ただ、日本ではあまりいないんです。キャピタリズムのトップがいて、だいたい2,000億円とか持っている人がいます。このキャピタリズムの世界の中で、資本家とか経営者、労働者として生産活動に従事して、対価を得る。それが「お金を稼ぐ」です。

それぞれの世界で「得意」なことを、ミックスして考える

ただ、アメリカとかイスラエルとかを中心に、メタバースの世界とかインフルエンサーマーケティングが広がっています。例えば中国のインフルエンサーが一瞬で何億円も稼いだり、メタバースの世界で若者がゲームをやって何千億円も稼ぐケースとか、暗号通貨の取引が行われていてなんじゃらほいと、よくわからなくなっているわけですね。

このバーチャリズムのお金を、シェアリズムという地上20メートルまでの世界で使うことができちゃうという、不思議な世界になっているわけです。

ところが何兆円稼いで、めちゃくちゃ大きな豪邸を建てたところで、友人がおらず使い手がいないという話がありませんか? こんな不思議な世界になっているわけです。

それぞれの世界が得意なのが、ヴァーチャリズムはお金を稼ぐこと、キャピタリズムは仕事仲間や消費者に価値提供をしていくこと。生活を楽しむというところで言うと、やっぱり人は土から離れては生きていけない。土や風、水などの自然や動物との関わり、パートナーや家族との生活に伴う消費活動が(シェアリズムの世界で)行われている。

こういったふうに、世界が3層に分かれつつあるのに、行為としてはお金を稼いだり貢献したり生活を楽しんだりしなきゃいけない。それをどの世界でどういうふうにして楽しめばいいのかっていうことを、ミックスして考えて、設計していかなきゃいけない、私たちのあり方なのかなと思います。

ここまでが私の話になります。まとめますと、一番最初に言ったのは、外の世界は混沌としているので、内側を見ましょうと。内側の世界は意外とはるかに大きいですっていう話をしました。そして、それを見るためには「意識を意識」しなきゃいけない。
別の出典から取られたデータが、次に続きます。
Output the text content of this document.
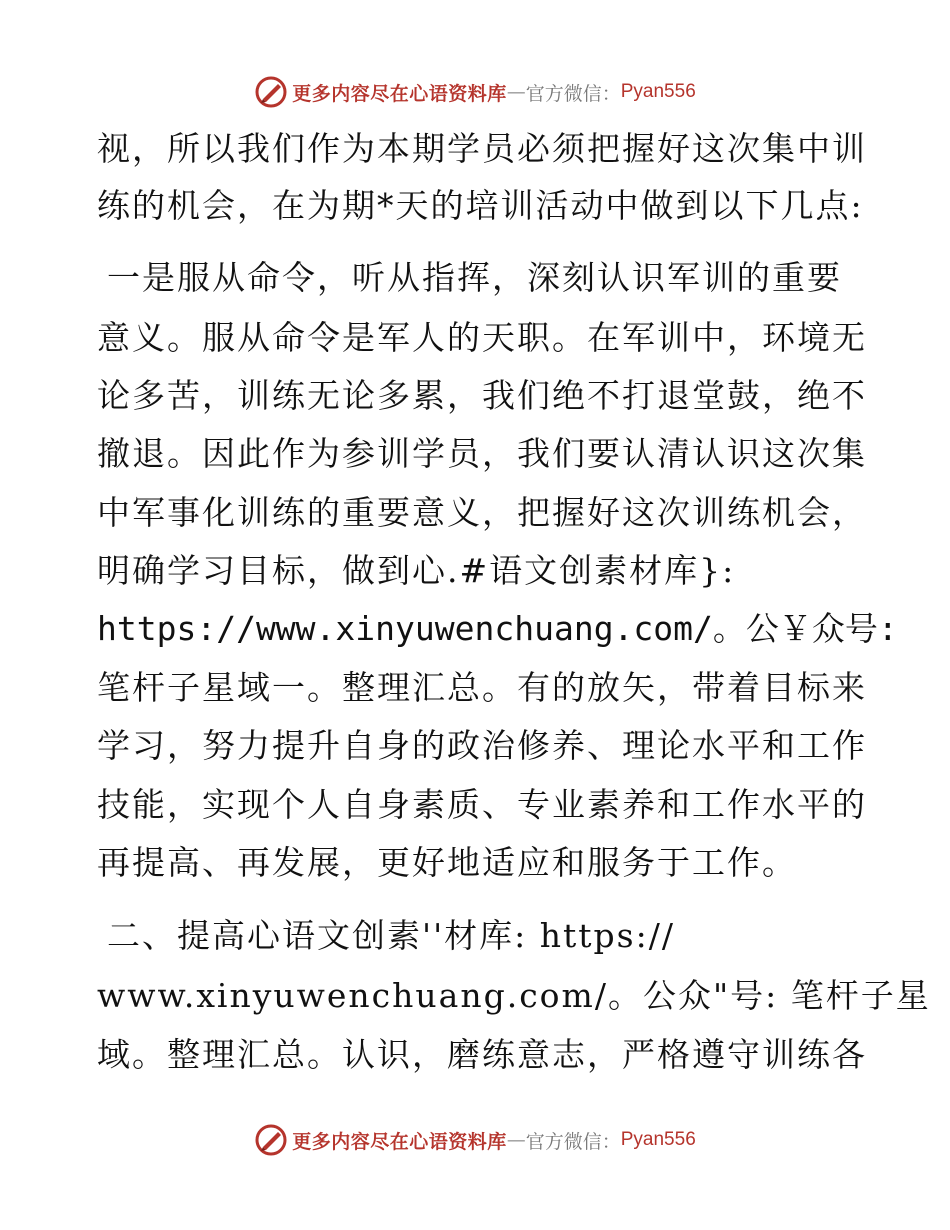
更多内容尽在心语资料库 — 官方微信： Pyan556
视，所以我们作为本期学员必须把握好这次集中训
练的机会，在为期*天的培训活动中做到以下几点:
一是服从命令，听从指挥，深刻认识军训的重要
意义。服从命令是军人的天职。在军训中，环境无
论多苦，训练无论多累，我们绝不打退堂鼓，绝不
撤退。因此作为参训学员，我们要认清认识这次集
中军事化训练的重要意义，把握好这次训练机会，
明确学习目标，做到心.#语文创素材库}:
https://www.xinyuwenchuang.com/。公￥众号:
笔杆子星域一。整理汇总。有的放矢，带着目标来
学习，努力提升自身的政治修养、理论水平和工作
技能，实现个人自身素质、专业素养和工作水平的
再提高、再发展，更好地适应和服务于工作。
二、提高心语文创素''材库: https://
www.xinyuwenchuang.com/。公众"号: 笔杆子星
域。整理汇总。认识，磨练意志，严格遵守训练各
更多内容尽在心语资料库 — 官方微信： Pyan556
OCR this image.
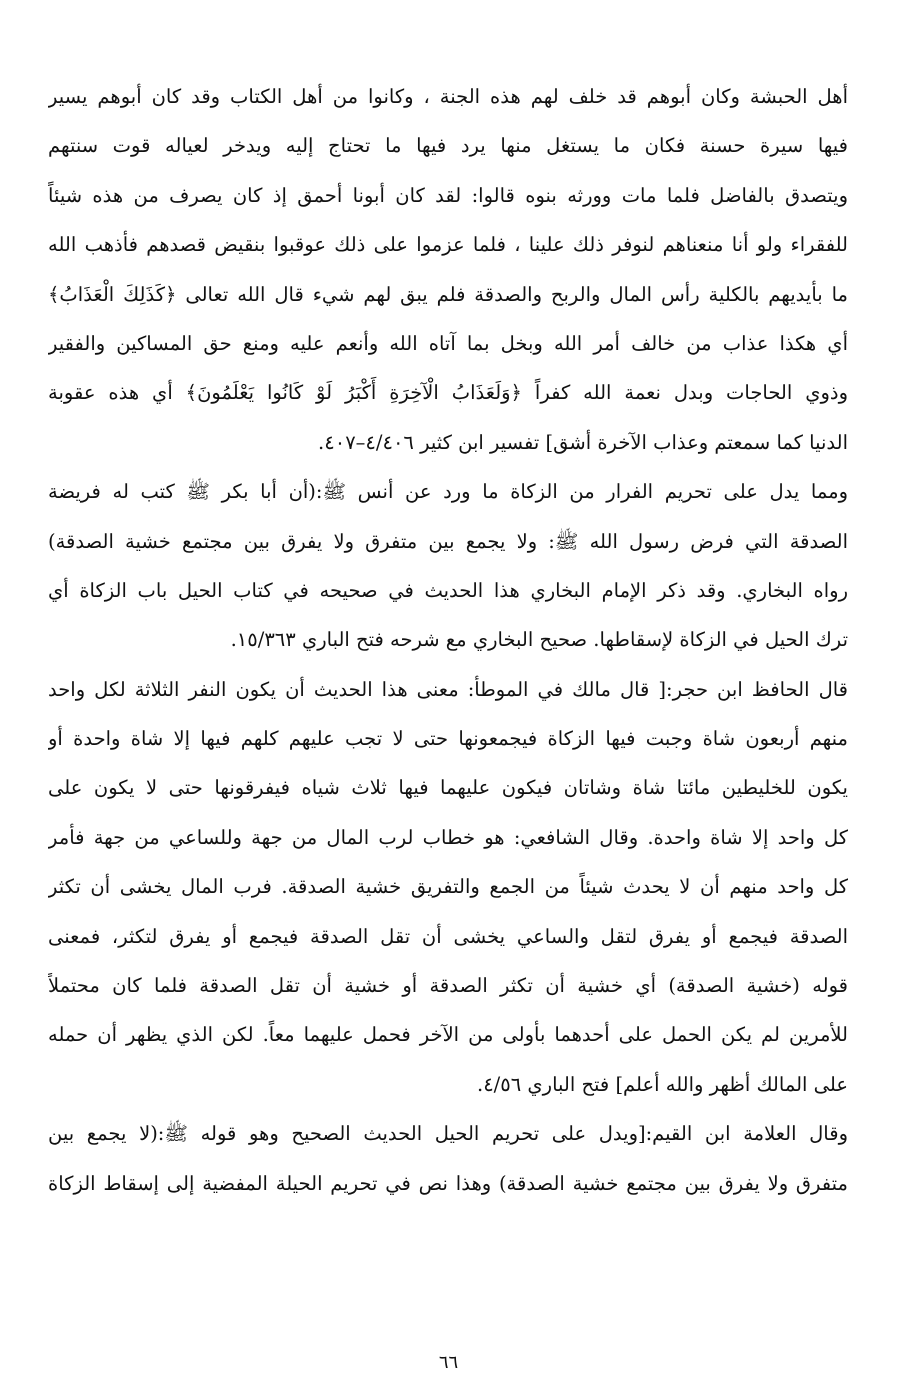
أهل الحبشة وكان أبوهم قد خلف لهم هذه الجنة ، وكانوا من أهل الكتاب وقد كان أبوهم يسير
فيها سيرة حسنة فكان ما يستغل منها يرد فيها ما تحتاج إليه ويدخر لعياله قوت سنتهم
ويتصدق بالفاضل فلما مات وورثه بنوه قالوا: لقد كان أبونا أحمق إذ كان يصرف من هذه شيئاً
للفقراء ولو أنا منعناهم لنوفر ذلك علينا ، فلما عزموا على ذلك عوقبوا بنقيض قصدهم فأذهب الله
ما بأيديهم بالكلية رأس المال والربح والصدقة فلم يبق لهم شيء قال الله تعالى ﴿كَذَلِكَ الْعَذَابُ﴾
أي هكذا عذاب من خالف أمر الله وبخل بما آتاه الله وأنعم عليه ومنع حق المساكين والفقير
وذوي الحاجات وبدل نعمة الله كفراً ﴿وَلَعَذَابُ الْآخِرَةِ أَكْبَرُ لَوْ كَانُوا يَعْلَمُونَ﴾ أي هذه عقوبة
الدنيا كما سمعتم وعذاب الآخرة أشق] تفسير ابن كثير ٤/٤٠٦–٤٠٧.
ومما يدل على تحريم الفرار من الزكاة ما ورد عن أنس ﷺ:(أن أبا بكر ﷺ كتب له فريضة
الصدقة التي فرض رسول الله ﷺ: ولا يجمع بين متفرق ولا يفرق بين مجتمع خشية الصدقة)
رواه البخاري. وقد ذكر الإمام البخاري هذا الحديث في صحيحه في كتاب الحيل باب الزكاة أي
ترك الحيل في الزكاة لإسقاطها. صحيح البخاري مع شرحه فتح الباري ١٥/٣٦٣.
قال الحافظ ابن حجر:[ قال مالك في الموطأ: معنى هذا الحديث أن يكون النفر الثلاثة لكل واحد
منهم أربعون شاة وجبت فيها الزكاة فيجمعونها حتى لا تجب عليهم كلهم فيها إلا شاة واحدة أو
يكون للخليطين مائتا شاة وشاتان فيكون عليهما فيها ثلاث شياه فيفرقونها حتى لا يكون على
كل واحد إلا شاة واحدة. وقال الشافعي: هو خطاب لرب المال من جهة وللساعي من جهة فأمر
كل واحد منهم أن لا يحدث شيئاً من الجمع والتفريق خشية الصدقة. فرب المال يخشى أن تكثر
الصدقة فيجمع أو يفرق لتقل والساعي يخشى أن تقل الصدقة فيجمع أو يفرق لتكثر، فمعنى
قوله (خشية الصدقة) أي خشية أن تكثر الصدقة أو خشية أن تقل الصدقة فلما كان محتملاً
للأمرين لم يكن الحمل على أحدهما بأولى من الآخر فحمل عليهما معاً. لكن الذي يظهر أن حمله
على المالك أظهر والله أعلم] فتح الباري ٤/٥٦.
وقال العلامة ابن القيم:[ويدل على تحريم الحيل الحديث الصحيح وهو قوله ﷺ:(لا يجمع بين
متفرق ولا يفرق بين مجتمع خشية الصدقة) وهذا نص في تحريم الحيلة المفضية إلى إسقاط الزكاة
٦٦
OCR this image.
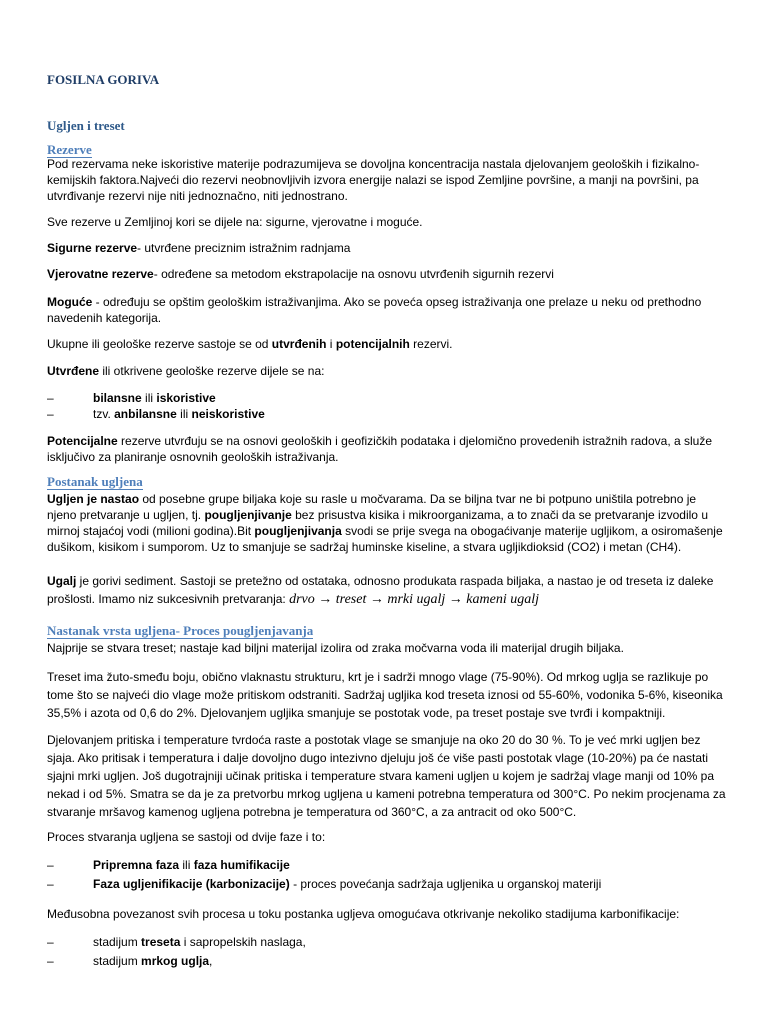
FOSILNA GORIVA
Ugljen i treset
Rezerve
Pod rezervama neke iskoristive materije podrazumijeva se dovoljna koncentracija nastala djelovanjem geoloških i fizikalno-kemijskih faktora.Najveći dio rezervi neobnovljivih izvora energije nalazi se ispod Zemljine površine, a manji na površini, pa utvrđivanje rezervi nije niti jednoznačno, niti jednostrano.
Sve rezerve u Zemljinoj kori se dijele na: sigurne, vjerovatne i moguće.
Sigurne rezerve- utvrđene preciznim istražnim radnjama
Vjerovatne rezerve- određene sa metodom ekstrapolacije na osnovu utvrđenih sigurnih rezervi
Moguće - određuju se opštim geološkim istraživanjima. Ako se poveća opseg istraživanja one prelaze u neku od prethodno navedenih kategorija.
Ukupne ili geološke rezerve sastoje se od utvrđenih i potencijalnih rezervi.
Utvrđene ili otkrivene geološke rezerve dijele se na:
–	bilansne ili iskoristive
–	tzv. anbilansne ili neiskoristive
Potencijalne rezerve utvrđuju se na osnovi geoloških i geofizičkih podataka i djelomično provedenih istražnih radova, a služe isključivo za planiranje osnovnih geoloških istraživanja.
Postanak ugljena
Ugljen je nastao od posebne grupe biljaka koje su rasle u močvarama. Da se biljna tvar ne bi potpuno uništila potrebno je njeno pretvaranje u ugljen, tj. pougljenjivanje bez prisustva kisika i mikroorganizama, a to znači da se pretvaranje izvodilo u mirnoj stajaćoj vodi (milioni godina).Bit pougljenjivanja svodi se prije svega na obogaćivanje materije ugljikom, a osiromašenje dušikom, kisikom i sumporom. Uz to smanjuje se sadržaj huminske kiseline, a stvara ugljikdioksid (CO2) i metan (CH4).
Ugalj je gorivi sediment. Sastoji se pretežno od ostataka, odnosno produkata raspada biljaka, a nastao je od treseta iz daleke prošlosti. Imamo niz sukcesivnih pretvaranja: drvo → treset → mrki ugalj → kameni ugalj
Nastanak vrsta ugljena- Proces pougljenjavanja
Najprije se stvara treset; nastaje kad biljni materijal izolira od zraka močvarna voda ili materijal drugih biljaka.
Treset ima žuto-smeđu boju, obično vlaknastu strukturu, krt je i sadrži mnogo vlage (75-90%). Od mrkog uglja se razlikuje po tome što se najveći dio vlage može pritiskom odstraniti. Sadržaj ugljika kod treseta iznosi od 55-60%, vodonika 5-6%, kiseonika 35,5% i azota od 0,6 do 2%. Djelovanjem ugljika smanjuje se postotak vode, pa treset postaje sve tvrđi i kompaktniji.
Djelovanjem pritiska i temperature tvrdoća raste a postotak vlage se smanjuje na oko 20 do 30 %. To je već mrki ugljen bez sjaja. Ako pritisak i temperatura i dalje dovoljno dugo intezivno djeluju još će više pasti postotak vlage (10-20%) pa će nastati sjajni mrki ugljen. Još dugotrajniji učinak pritiska i temperature stvara kameni ugljen u kojem je sadržaj vlage manji od 10% pa nekad i od 5%. Smatra se da je za pretvorbu mrkog ugljena u kameni potrebna temperatura od 300°C. Po nekim procjenama za stvaranje mršavog kamenog ugljena potrebna je temperatura od 360°C, a za antracit od oko 500°C.
Proces stvaranja ugljena se sastoji od dvije faze i to:
–	Pripremna faza ili faza humifikacije
–	Faza ugljenifikacije (karbonizacije) - proces povećanja sadržaja ugljenika u organskoj materiji
Međusobna povezanost svih procesa u toku postanka uglјeva omogućava otkrivanje nekoliko stadijuma karbonifikacije:
–	stadijum treseta i sapropelskih naslaga,
–	stadijum mrkog uglja,
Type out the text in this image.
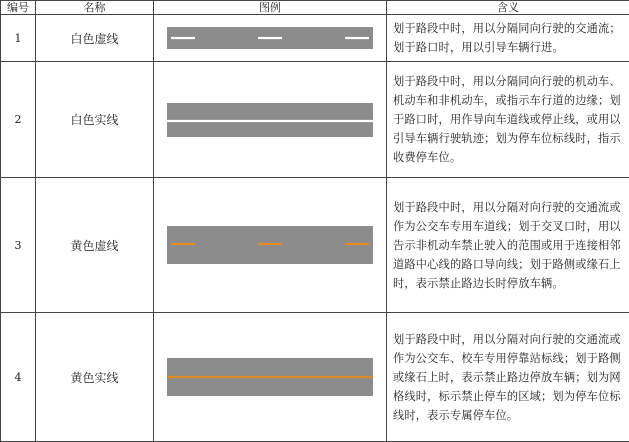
编号	名称	图例	含义
1	白色虚线		划于路段中时，用以分隔同向行驶的交通流；划于路口时，用以引导车辆行进。
2	白色实线		划于路段中时，用以分隔同向行驶的机动车、机动车和非机动车，或指示车行道的边缘；划于路口时，用作导向车道线或停止线，或用以引导车辆行驶轨迹；划为停车位标线时，指示收费停车位。
3	黄色虚线		划于路段中时，用以分隔对向行驶的交通流或作为公交车专用车道线；划于交叉口时，用以告示非机动车禁止驶入的范围或用于连接相邻道路中心线的路口导向线；划于路侧或缘石上时，表示禁止路边长时停放车辆。
4	黄色实线		划于路段中时，用以分隔对向行驶的交通流或作为公交车、校车专用停靠站标线；划于路侧或缘石上时，表示禁止路边停放车辆；划为网格线时，标示禁止停车的区域；划为停车位标线时，表示专属停车位。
ちょっとオカルト的な話になるかもしれませんが、ちゃんと意識の次元をきちんと丁寧に区分していくと、意識が見えやすくなってきます。確実に科学的なアプローチとして「自分とは何か」を知ることができます。自分を知るためのステップの話をしました。

3つ目に言ったのが、3つの世界と3つの生き方です。以上でございます。駆け足になってしまいましたけども、終わりたいと思います。